An object of sufficient mass should self-collapse into a spheroid; for silicates this is estimated to be several hundred miles diameter; note that Ceres is above the self-rounding limit, and is about 0.00015 Earths (895E18 kg), and about 590 miles diameter (about 1/13 earth diameter).

One cannot build a structure bigger than the total materials available; in the Sol System, assuming cannibalization of all rocky bodies, that limit is somewhere around 3-4 Earth Masses.
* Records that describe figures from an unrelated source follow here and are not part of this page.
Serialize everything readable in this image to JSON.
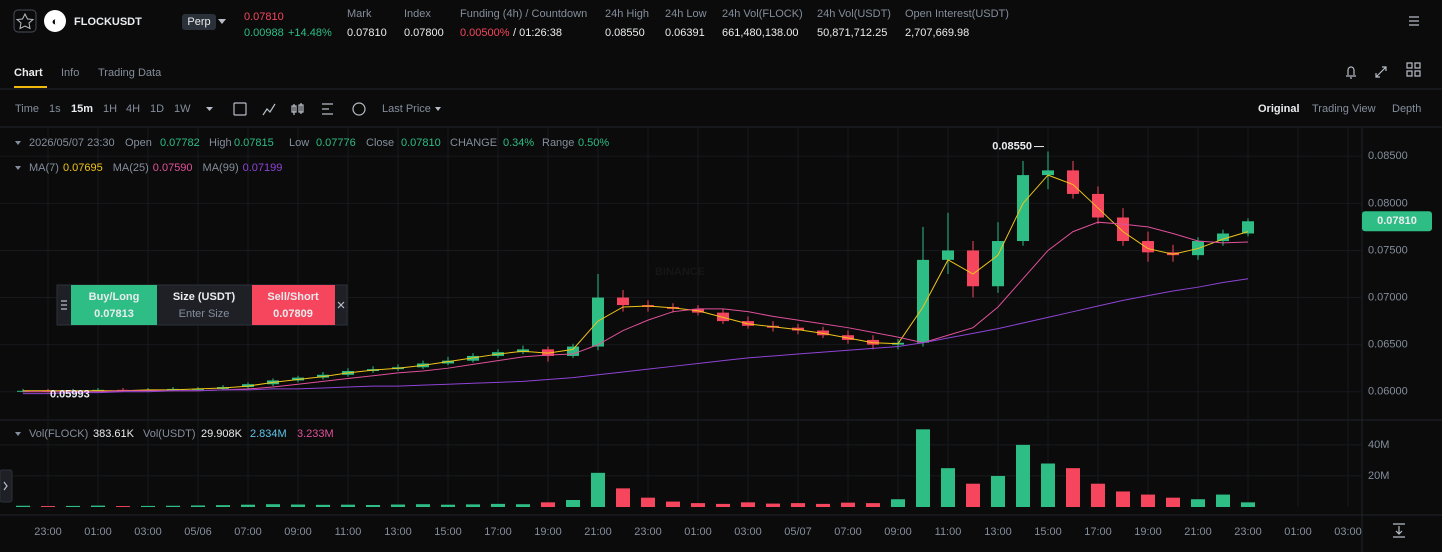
{
  "header": {
    "symbol": "FLOCKUSDT",
    "badge": "Perp",
    "price": "0.07810",
    "change": "0.00988",
    "change_pct": "+14.48%",
    "mark_label": "Mark",
    "mark": "0.07810",
    "index_label": "Index",
    "index": "0.07800",
    "funding_label": "Funding (4h) / Countdown",
    "funding": "0.00500%",
    "countdown": "/ 01:26:38",
    "high_label": "24h High",
    "high": "0.08550",
    "low_label": "24h Low",
    "low": "0.06391",
    "vol_flock_label": "24h Vol(FLOCK)",
    "vol_flock": "661,480,138.00",
    "vol_usdt_label": "24h Vol(USDT)",
    "vol_usdt": "50,871,712.25",
    "oi_label": "Open Interest(USDT)",
    "oi": "2,707,669.98"
  },
  "tabs": [
    "Chart",
    "Info",
    "Trading Data"
  ],
  "toolbar": {
    "intervals": [
      "Time",
      "1s",
      "15m",
      "1H",
      "4H",
      "1D",
      "1W"
    ],
    "price_source": "Last Price",
    "views": [
      "Original",
      "Trading View",
      "Depth"
    ]
  },
  "legend": {
    "time": "2026/05/07 23:30",
    "open_label": "Open",
    "open": "0.07782",
    "high_label": "High",
    "high": "0.07815",
    "low_label": "Low",
    "low": "0.07776",
    "close_label": "Close",
    "close": "0.07810",
    "change_label": "CHANGE",
    "change": "0.34%",
    "range_label": "Range",
    "range": "0.50%"
  },
  "order_panel": {
    "buy_label": "Buy/Long",
    "buy_price": "0.07813",
    "size_label": "Size (USDT)",
    "size_placeholder": "Enter Size",
    "sell_label": "Sell/Short",
    "sell_price": "0.07809"
  },
  "watermark": "BINANCE",
  "chart_data": {
    "type": "candlestick",
    "up_color": "#2ebd85",
    "down_color": "#f6465d",
    "grid": true,
    "categories": [
      null,
      "23:00",
      null,
      "01:00",
      null,
      "03:00",
      null,
      "05/06",
      null,
      "07:00",
      null,
      "09:00",
      null,
      "11:00",
      null,
      "13:00",
      null,
      "15:00",
      null,
      "17:00",
      null,
      "19:00",
      null,
      "21:00",
      null,
      "23:00",
      null,
      "01:00",
      null,
      "03:00",
      null,
      "05/07",
      null,
      "07:00",
      null,
      "09:00",
      null,
      "11:00",
      null,
      "13:00",
      null,
      "15:00",
      null,
      "17:00",
      null,
      "19:00",
      null,
      "21:00",
      null,
      "23:00",
      null,
      "01:00",
      null,
      "03:00"
    ],
    "open": [
      0.06,
      0.0601,
      0.06,
      0.0601,
      0.0602,
      0.0601,
      0.0602,
      0.0603,
      0.0603,
      0.0605,
      0.0608,
      0.0612,
      0.0615,
      0.0618,
      0.0622,
      0.0624,
      0.0626,
      0.063,
      0.0633,
      0.0638,
      0.0642,
      0.0645,
      0.0638,
      0.0648,
      0.07,
      0.0692,
      0.069,
      0.0688,
      0.0684,
      0.0675,
      0.067,
      0.0668,
      0.0665,
      0.066,
      0.0655,
      0.065,
      0.0652,
      0.074,
      0.075,
      0.0712,
      0.076,
      0.083,
      0.0835,
      0.081,
      0.0785,
      0.076,
      0.0748,
      0.0745,
      0.076,
      0.0768,
      null,
      null,
      null,
      null
    ],
    "high": [
      0.0603,
      0.0603,
      0.0603,
      0.0604,
      0.0604,
      0.0604,
      0.0605,
      0.0605,
      0.0607,
      0.061,
      0.0614,
      0.0617,
      0.0621,
      0.0625,
      0.0627,
      0.0629,
      0.0633,
      0.0637,
      0.0641,
      0.0645,
      0.0649,
      0.0648,
      0.0651,
      0.0725,
      0.0708,
      0.0697,
      0.0694,
      0.0692,
      0.0688,
      0.068,
      0.0675,
      0.0672,
      0.0669,
      0.0665,
      0.066,
      0.0656,
      0.0775,
      0.079,
      0.076,
      0.078,
      0.0845,
      0.0855,
      0.0845,
      0.0818,
      0.0795,
      0.077,
      0.0756,
      0.0764,
      0.0772,
      0.0784,
      null,
      null,
      null,
      null
    ],
    "low": [
      0.05993,
      0.0599,
      0.0599,
      0.06,
      0.06,
      0.06,
      0.0601,
      0.0601,
      0.0602,
      0.0603,
      0.0606,
      0.061,
      0.0613,
      0.0616,
      0.062,
      0.0622,
      0.0624,
      0.0628,
      0.0631,
      0.0636,
      0.064,
      0.0632,
      0.0636,
      0.0644,
      0.0685,
      0.0685,
      0.0684,
      0.0681,
      0.0672,
      0.0667,
      0.0664,
      0.0661,
      0.0657,
      0.0651,
      0.0645,
      0.0645,
      0.0648,
      0.0725,
      0.07,
      0.0705,
      0.0755,
      0.0815,
      0.0805,
      0.0778,
      0.0755,
      0.0738,
      0.0738,
      0.074,
      0.0755,
      0.0765,
      null,
      null,
      null,
      null
    ],
    "close": [
      0.0601,
      0.06,
      0.0601,
      0.0602,
      0.0601,
      0.0602,
      0.0603,
      0.0603,
      0.0605,
      0.0608,
      0.0612,
      0.0615,
      0.0618,
      0.0622,
      0.0624,
      0.0626,
      0.063,
      0.0633,
      0.0638,
      0.0642,
      0.0645,
      0.0638,
      0.0648,
      0.07,
      0.0692,
      0.069,
      0.0688,
      0.0684,
      0.0675,
      0.067,
      0.0668,
      0.0665,
      0.066,
      0.0655,
      0.065,
      0.0652,
      0.074,
      0.075,
      0.0712,
      0.076,
      0.083,
      0.0835,
      0.081,
      0.0785,
      0.076,
      0.0748,
      0.0745,
      0.076,
      0.0768,
      0.0781,
      null,
      null,
      null,
      null
    ],
    "ylim": [
      0.057,
      0.088
    ],
    "yticks": [
      {
        "value": 0.085,
        "label": "0.08500"
      },
      {
        "value": 0.08,
        "label": "0.08000"
      },
      {
        "value": 0.075,
        "label": "0.07500"
      },
      {
        "value": 0.07,
        "label": "0.07000"
      },
      {
        "value": 0.065,
        "label": "0.06500"
      },
      {
        "value": 0.06,
        "label": "0.06000"
      }
    ],
    "last_price_tag": "0.07810",
    "high_marker": "0.08550",
    "low_marker": "0.05993",
    "series": [
      {
        "name": "MA(7)",
        "value_label": "0.07695",
        "color": "#f0c419",
        "values": [
          0.0601,
          0.0601,
          0.0601,
          0.0601,
          0.0601,
          0.0602,
          0.0602,
          0.0603,
          0.0604,
          0.0606,
          0.061,
          0.0613,
          0.0616,
          0.062,
          0.0623,
          0.0625,
          0.0628,
          0.0632,
          0.0636,
          0.064,
          0.0643,
          0.0641,
          0.0645,
          0.0675,
          0.069,
          0.0691,
          0.0689,
          0.0686,
          0.0679,
          0.0672,
          0.0669,
          0.0666,
          0.0662,
          0.0657,
          0.0652,
          0.0651,
          0.069,
          0.074,
          0.0725,
          0.0745,
          0.08,
          0.083,
          0.082,
          0.0795,
          0.077,
          0.0752,
          0.0746,
          0.0752,
          0.0762,
          0.077,
          null,
          null,
          null,
          null
        ]
      },
      {
        "name": "MA(25)",
        "value_label": "0.07590",
        "color": "#e0509b",
        "values": [
          0.06,
          0.06,
          0.06,
          0.06,
          0.0601,
          0.0601,
          0.0601,
          0.0601,
          0.0602,
          0.0603,
          0.0605,
          0.0608,
          0.0611,
          0.0614,
          0.0617,
          0.062,
          0.0622,
          0.0625,
          0.0629,
          0.0633,
          0.0637,
          0.0639,
          0.064,
          0.065,
          0.0665,
          0.0676,
          0.0685,
          0.0688,
          0.0688,
          0.0685,
          0.068,
          0.0676,
          0.0672,
          0.0668,
          0.0663,
          0.0658,
          0.0652,
          0.066,
          0.0668,
          0.069,
          0.072,
          0.075,
          0.077,
          0.078,
          0.0778,
          0.0775,
          0.0768,
          0.076,
          0.0758,
          0.0759,
          null,
          null,
          null,
          null
        ]
      },
      {
        "name": "MA(99)",
        "value_label": "0.07199",
        "color": "#8e44d6",
        "values": [
          0.0598,
          0.0598,
          0.0599,
          0.0599,
          0.06,
          0.06,
          0.0601,
          0.0601,
          0.0602,
          0.0602,
          0.0603,
          0.0603,
          0.0604,
          0.0605,
          0.0606,
          0.0606,
          0.0607,
          0.0608,
          0.0609,
          0.061,
          0.0611,
          0.0613,
          0.0615,
          0.0618,
          0.0621,
          0.0624,
          0.0627,
          0.063,
          0.0633,
          0.0636,
          0.0638,
          0.064,
          0.0642,
          0.0644,
          0.0646,
          0.0648,
          0.0652,
          0.0657,
          0.0662,
          0.0667,
          0.0673,
          0.0679,
          0.0685,
          0.0691,
          0.0697,
          0.0702,
          0.0707,
          0.0711,
          0.0716,
          0.072,
          null,
          null,
          null,
          null
        ]
      }
    ],
    "volume": {
      "label_flock": "Vol(FLOCK)",
      "value_flock": "383.61K",
      "label_usdt": "Vol(USDT)",
      "value_usdt": "29.908K",
      "ma_short": "2.834M",
      "ma_short_color": "#5ec4e8",
      "ma_long": "3.233M",
      "ma_long_color": "#e0509b",
      "values": [
        0.8,
        0.6,
        0.7,
        0.9,
        0.6,
        0.7,
        0.8,
        1.0,
        1.2,
        1.5,
        1.8,
        1.6,
        1.4,
        1.5,
        1.3,
        1.6,
        1.8,
        1.5,
        1.7,
        2.0,
        1.8,
        3.0,
        4.5,
        22,
        12,
        6,
        3.5,
        2.5,
        2.0,
        3.0,
        2.2,
        2.5,
        2.0,
        2.8,
        2.5,
        5,
        50,
        25,
        15,
        20,
        40,
        28,
        25,
        15,
        10,
        8,
        6,
        5,
        8,
        3,
        null,
        null,
        null,
        null
      ],
      "ylim": [
        0,
        56
      ],
      "yticks": [
        {
          "value": 40,
          "label": "40M"
        },
        {
          "value": 20,
          "label": "20M"
        }
      ]
    }
  }
}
This page has a good list of designs (though these are all for the largest inhabitable structure) and explanations of the challenges. In short, gravity is the main challenge, both in restricting how big you can build a structure and how well you can live in that structure. Many of the designs take the form of big hollow spheres, or shells:

• A shell with nothing inside would give you a lot of surface area for the mass. For example, a shell with Earth's mass and an areal density of 500 kg/m2 would have a radius of 31 million km. However, it would have extremely low gravity at the surface, essentially 0 g. Whether people could live in that long-term is unknown.
• A shell around a central body, such as a planet, star or black hole, could give you a lot of surface area at higher gravity (e.g. 1 g). However, because of gravity, this design is limited by the compressive strength of the material used for the shell. A shell of diamond would have a maximum radius of 180,000 km, which could surround any planet but isn't enough for stars or black holes; for those, you would need dynamic support.
• A shell filled with gas would be kept inflated by internal pressure, so strength isn't a concern. There's still a maximum size, as past a certain point, adding more gas causes it to become compressed rather than increasing the internal volume. With hydrogen, the lightest gas, you get a maximum radius of 240,000 km. With a breathable gas mixture (mainly nitrogen and oxygen, which are denser than hydrogen), you could live inside the shell but the maximum size is smaller at 40,000 km radius. Note that this design also has low gravity (~0.002 g for the hydrogen-filled version).

Another possible design is the topopolis, which is basically an O'Neill cylinder extended in both directions until it loops around a star one or more times. This could achieve 1 g of gravity through rotation and could be almost arbitrarily large by repeatedly looping around the star, though self-gravitation would still place an upper limit.